Les tenants des “États-Unis d’Europe” ignorent également ou font semblant d’ignorer que le fédéralisme implique une politique budgétaire commune pour permettre des transferts des régions les plus riches vers les plus pauvres, comme cela se passe à l’intérieur des nations. Or, dès la création de l’euro, l’Allemagne a refusé catégoriquement qu’on s’oriente vers une union de transfert qui les aurait obligés de subventionner les autres pays membres et continue de s’y opposer. La monnaie unique qui repose sur l’idée de dépassement des Nations s’est imposée dans les années 1990 dans un contretemps historique marqué au contraire par le retour d’une Allemagne réunifiée recouvrant sa souveraineté. Cette situation explique la place dominante qu’occupe l’Allemagne en Europe, reléguant l’idée de couple franco-allemand au rang de mythe, comme l’analyse Coralie Delaume dans son dernier livre. Dans une interview accordée à Jacobin Mag, le sociologue allemand Wolfgang Streek souligne comment les institutions européennes supranationales ont servi les intérêts nationaux allemands sans que la chose soit avouée clairement. Il invite à rompre avec l’idée supranationale et à admettre l’aspiration des peuples à la souveraineté nationale, en soulignant que celle-ci est surtout une arme à utiliser par les pays les moins puissants.

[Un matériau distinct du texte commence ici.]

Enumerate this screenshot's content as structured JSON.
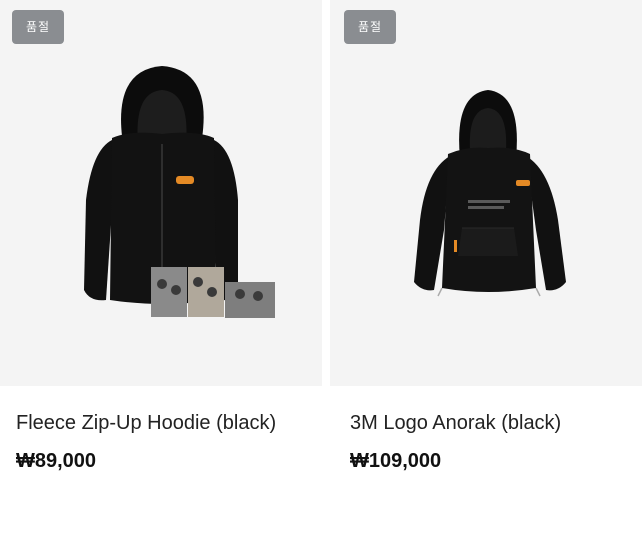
{
  "products": [
    {
      "badge": "품절",
      "name": "Fleece Zip-Up Hoodie (black)",
      "price": "₩89,000",
      "image_icon": "hoodie-with-photocards-image"
    },
    {
      "badge": "품절",
      "name": "3M Logo Anorak (black)",
      "price": "₩109,000",
      "image_icon": "anorak-jacket-image"
    }
  ],
  "colors": {
    "tile_background": "#f4f4f4",
    "badge_background": "#8a8d91",
    "garment": "#111111",
    "accent_orange": "#e48a25"
  }
}
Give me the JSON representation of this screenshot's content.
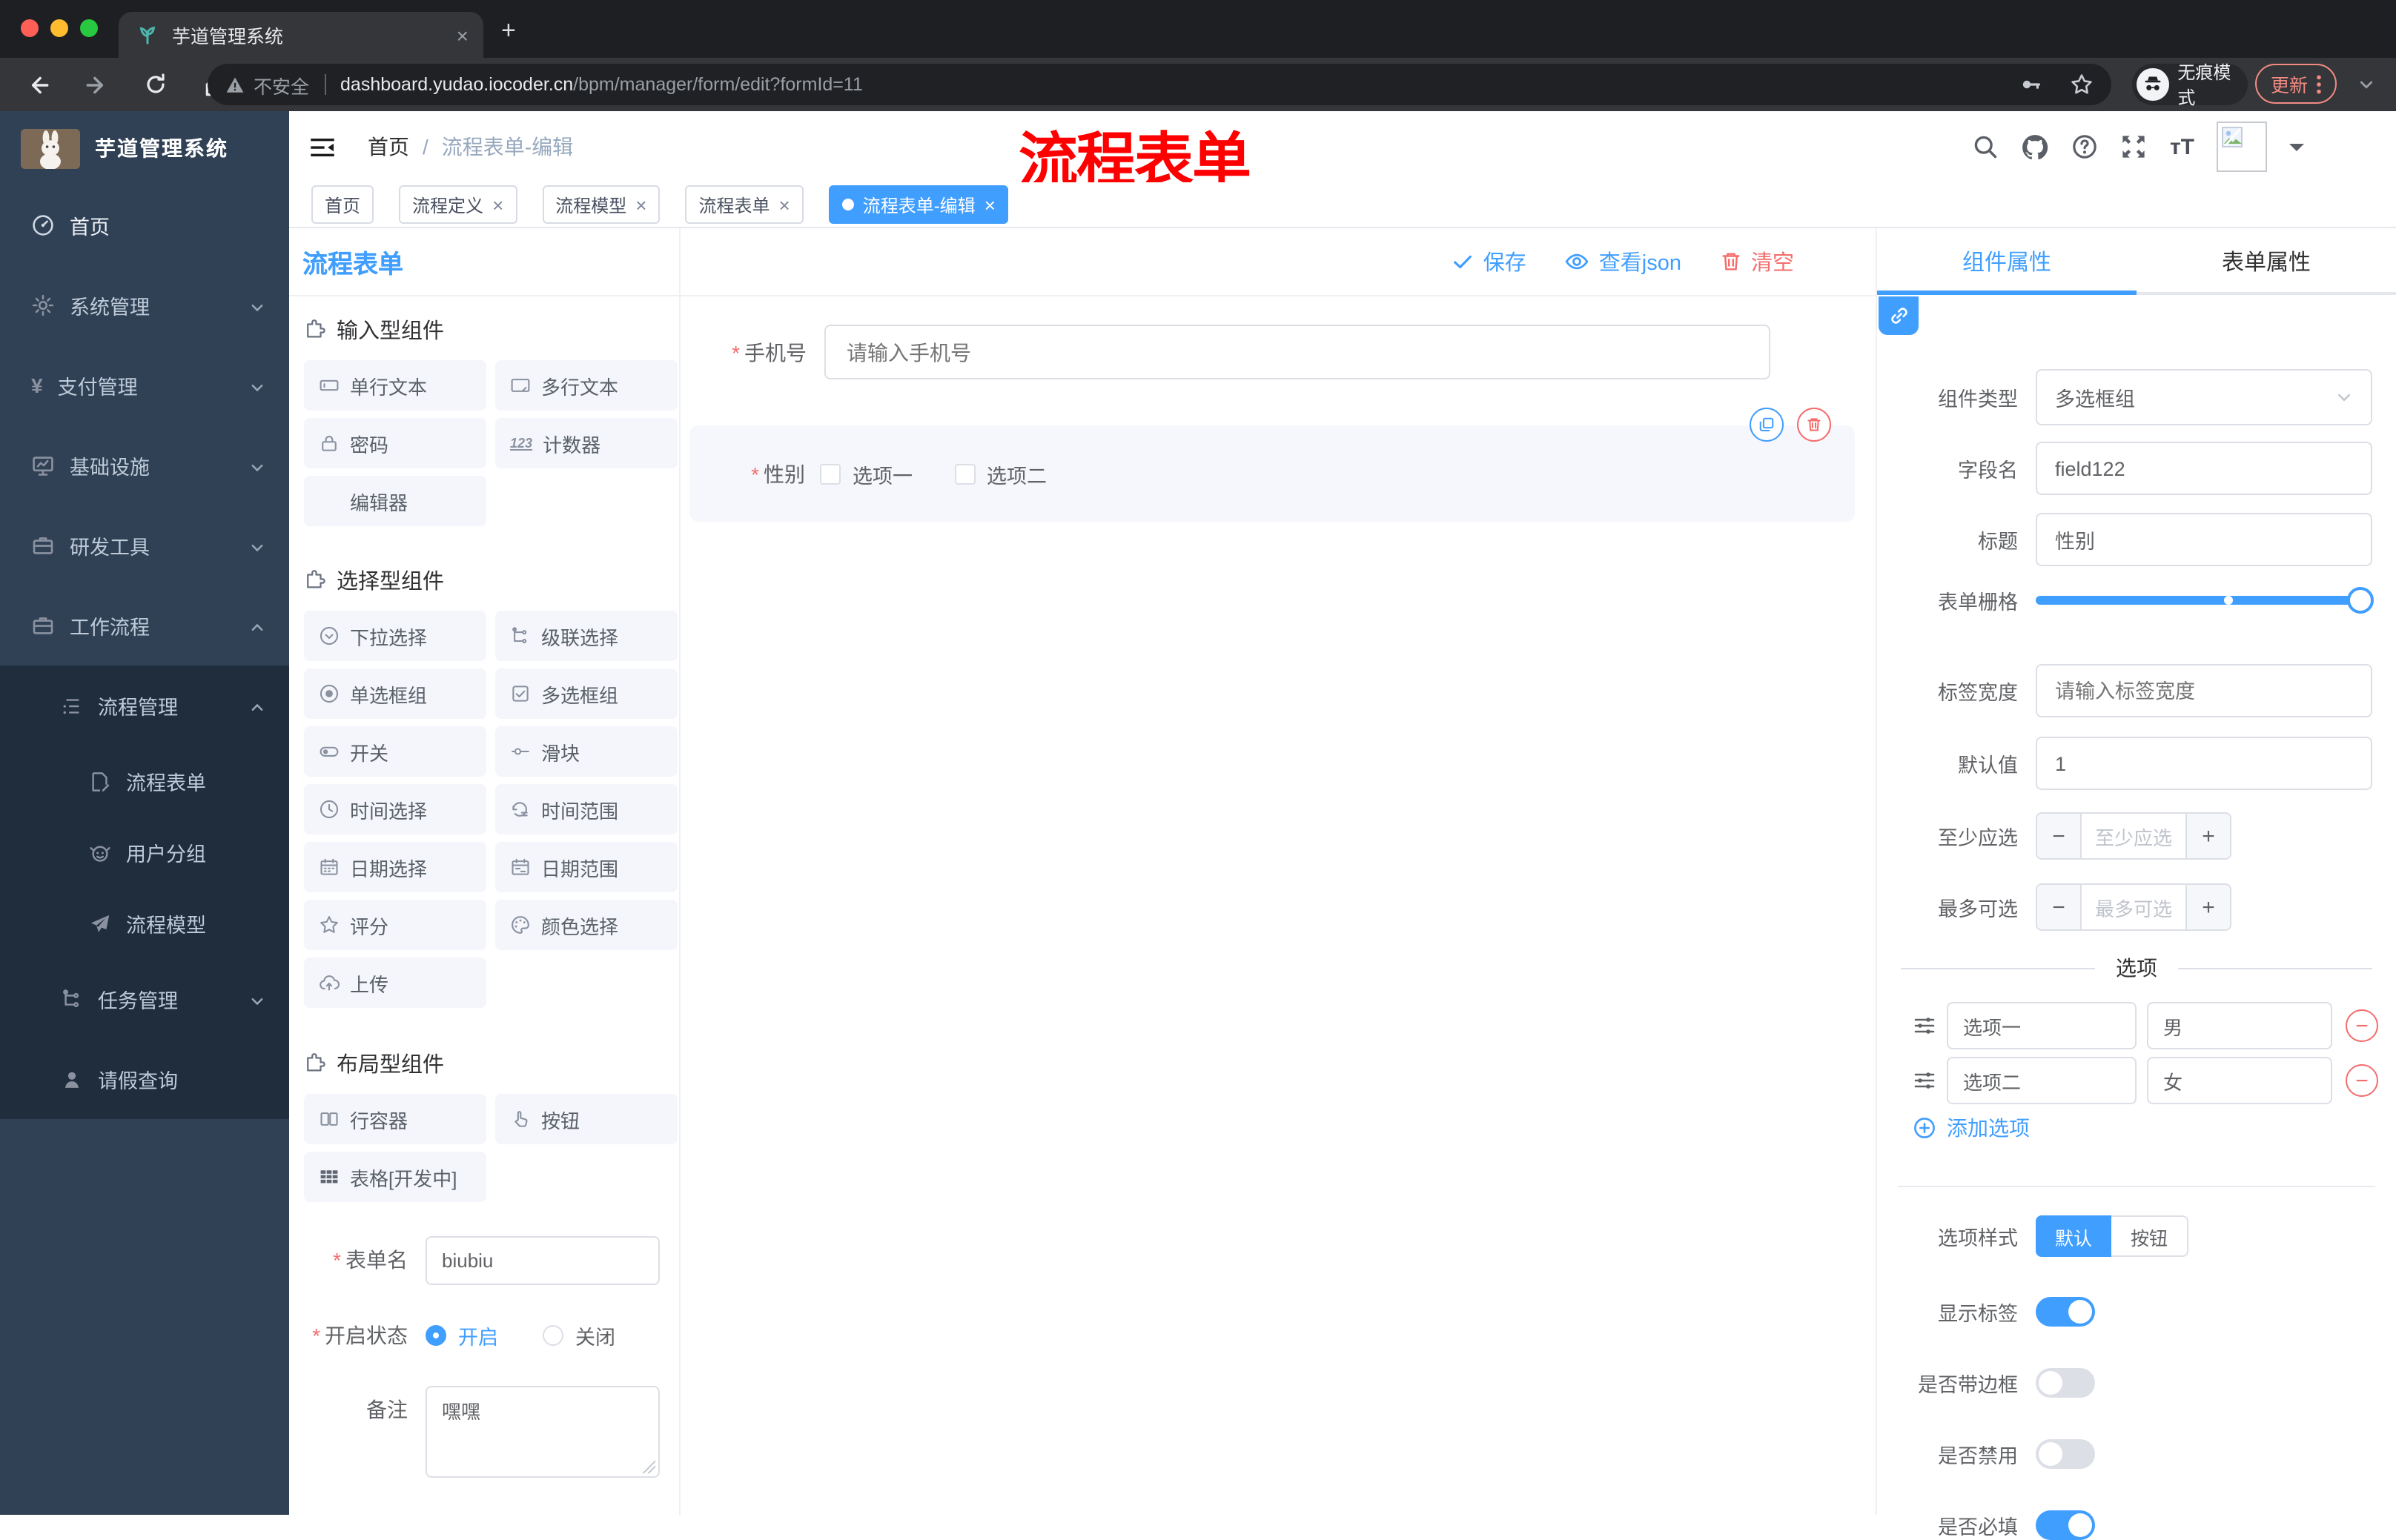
{
  "browser": {
    "tab_title": "芋道管理系统",
    "security": "不安全",
    "url_host": "dashboard.yudao.iocoder.cn",
    "url_path": "/bpm/manager/form/edit?formId=11",
    "incognito": "无痕模式",
    "update": "更新"
  },
  "header": {
    "breadcrumb_home": "首页",
    "breadcrumb_sep": "/",
    "breadcrumb_page": "流程表单-编辑",
    "annotation": "流程表单"
  },
  "sidebar": {
    "brand": "芋道管理系统",
    "items": [
      {
        "label": "首页"
      },
      {
        "label": "系统管理"
      },
      {
        "label": "支付管理"
      },
      {
        "label": "基础设施"
      },
      {
        "label": "研发工具"
      },
      {
        "label": "工作流程"
      },
      {
        "label": "流程管理"
      },
      {
        "label": "流程表单"
      },
      {
        "label": "用户分组"
      },
      {
        "label": "流程模型"
      },
      {
        "label": "任务管理"
      },
      {
        "label": "请假查询"
      }
    ]
  },
  "tags": {
    "items": [
      {
        "label": "首页"
      },
      {
        "label": "流程定义"
      },
      {
        "label": "流程模型"
      },
      {
        "label": "流程表单"
      },
      {
        "label": "流程表单-编辑"
      }
    ]
  },
  "toolbar": {
    "save": "保存",
    "view_json": "查看json",
    "clear": "清空"
  },
  "palette": {
    "title": "流程表单",
    "sections": [
      {
        "title": "输入型组件",
        "items": [
          {
            "label": "单行文本"
          },
          {
            "label": "多行文本"
          },
          {
            "label": "密码"
          },
          {
            "label": "计数器"
          },
          {
            "label": "编辑器"
          }
        ]
      },
      {
        "title": "选择型组件",
        "items": [
          {
            "label": "下拉选择"
          },
          {
            "label": "级联选择"
          },
          {
            "label": "单选框组"
          },
          {
            "label": "多选框组"
          },
          {
            "label": "开关"
          },
          {
            "label": "滑块"
          },
          {
            "label": "时间选择"
          },
          {
            "label": "时间范围"
          },
          {
            "label": "日期选择"
          },
          {
            "label": "日期范围"
          },
          {
            "label": "评分"
          },
          {
            "label": "颜色选择"
          },
          {
            "label": "上传"
          }
        ]
      },
      {
        "title": "布局型组件",
        "items": [
          {
            "label": "行容器"
          },
          {
            "label": "按钮"
          },
          {
            "label": "表格[开发中]"
          }
        ]
      }
    ],
    "form": {
      "name_label": "表单名",
      "name_value": "biubiu",
      "status_label": "开启状态",
      "status_on": "开启",
      "status_off": "关闭",
      "remark_label": "备注",
      "remark_value": "嘿嘿"
    }
  },
  "canvas": {
    "phone_label": "手机号",
    "phone_placeholder": "请输入手机号",
    "gender_label": "性别",
    "gender_opt1": "选项一",
    "gender_opt2": "选项二"
  },
  "panel": {
    "tab_component": "组件属性",
    "tab_form": "表单属性",
    "type_label": "组件类型",
    "type_value": "多选框组",
    "field_label": "字段名",
    "field_value": "field122",
    "title_label": "标题",
    "title_value": "性别",
    "grid_label": "表单栅格",
    "label_width_label": "标签宽度",
    "label_width_placeholder": "请输入标签宽度",
    "default_label": "默认值",
    "default_value": "1",
    "min_label": "至少应选",
    "min_placeholder": "至少应选",
    "max_label": "最多可选",
    "max_placeholder": "最多可选",
    "options_title": "选项",
    "options": [
      {
        "label": "选项一",
        "value": "男"
      },
      {
        "label": "选项二",
        "value": "女"
      }
    ],
    "add_option": "添加选项",
    "style_label": "选项样式",
    "style_default": "默认",
    "style_button": "按钮",
    "show_label_label": "显示标签",
    "border_label": "是否带边框",
    "disabled_label": "是否禁用",
    "required_label": "是否必填"
  },
  "colors": {
    "primary": "#409EFF",
    "danger": "#F56C6C",
    "sidebar": "#304156",
    "submenu": "#1F2D3D",
    "annotation": "#FE0000"
  }
}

« Personne en Europe n’entretient vraiment l’idée de renoncer à la souveraineté nationale – les Allemands font seulement semblant. En tout état de cause, la souveraineté nationale est d’abord et avant tout une arme que les petits pays peuvent utiliser contre les grands, et ce sont les grands pays que cela dérange (pas leur propre souveraineté, bien sûr). Si les États-Unis avaient respecté la souveraineté nationale des petits États, de nombreuses personnes auraient été épargnées ». Wolfgang Streeck

Tous ceux qui rêvent d’une démocratie et d’un État européen ne veulent pas voir que cela implique l’existence d’un sentiment d’appartenance à l’échelle européenne qui primerait sur les clivages nationaux afin d’accepter de se soumettre à une loi de la majorité. Dans son livre, La Malfaçon, paru en 2014, Frédéric Lordon pointait le consensus spécifique de la société allemande dans son rapport à la monnaie, à l’inflation et à l’indépendance de la banque centrale, toutes choses qui dessinent « le seul cadre légitime du débat démocratique allemand » et qui n’ont pas leur équivalent dans les autres pays européens. Ce point est l’angle mort des partisans d’un fédéralisme européen de “gauche”, comme Yanis Varoufakis ou Thomas Piketty, qui ne nous expliquent jamais pour quelle raison un euro régi selon d’autres règles serait accepté par l’Allemagne. Dans le cas où cette dernière serait mise en minorité sur la question monétaire dans le cadre d’une Assemblée parlementaire de la zone euro, rien ne dit qu’elle ne préférerait pas plutôt quitter la monnaie unique.

Mettre fin à l’euro pour renouer avec la démocratie et sauver L’État social

Dans un environnement où les politiques économiques des États sont désormais placées sous le contrôle des marchés financiers et de la Commission européenne, les institutions européennes véhiculent une conception très particulière de la démocratie dont les Grecs en 2015 ont fait l’amère expérience. Suite à l’arrivée au pouvoir du gouvernement Syriza et sa tentative initiale de rompre avec les politiques d’austérité, le Président de la Commission européenne Jean-Claude Junker avait déclaré qu’« il ne peut pas y avoir de choix démocratiques contre les traités européens ». Loin de se réduire à une monnaie, l’euro est devenu un mode de gouvernement visant à imposer aux populations la politique définie à Francfort et à Bruxelles, avec le consentement plus ou moins passif et souvent hypocrite des différents gouvernements. À la suite de l’élection du nouveau gouvernement italien eurosceptique, le commissaire allemand au budget Günther Oettinger – qui a au moins le mérite de la clarté – avait déclaré le 29 mai que « Les marchés vont apprendre aux Italiens à bien voter ». Dans un autre style, l’eurodéputé Markus Ferber (CSU) avait estimé que, « la troïka devrait envahir Rome et prendre le trésor en main ». Ceci n’empêche pourtant pas les représentants européens de se présenter comme les défenseurs de la démocratie libérale contre le populisme du Brexit, de Donald Trump, Matteo Salvini ou Victor Orban…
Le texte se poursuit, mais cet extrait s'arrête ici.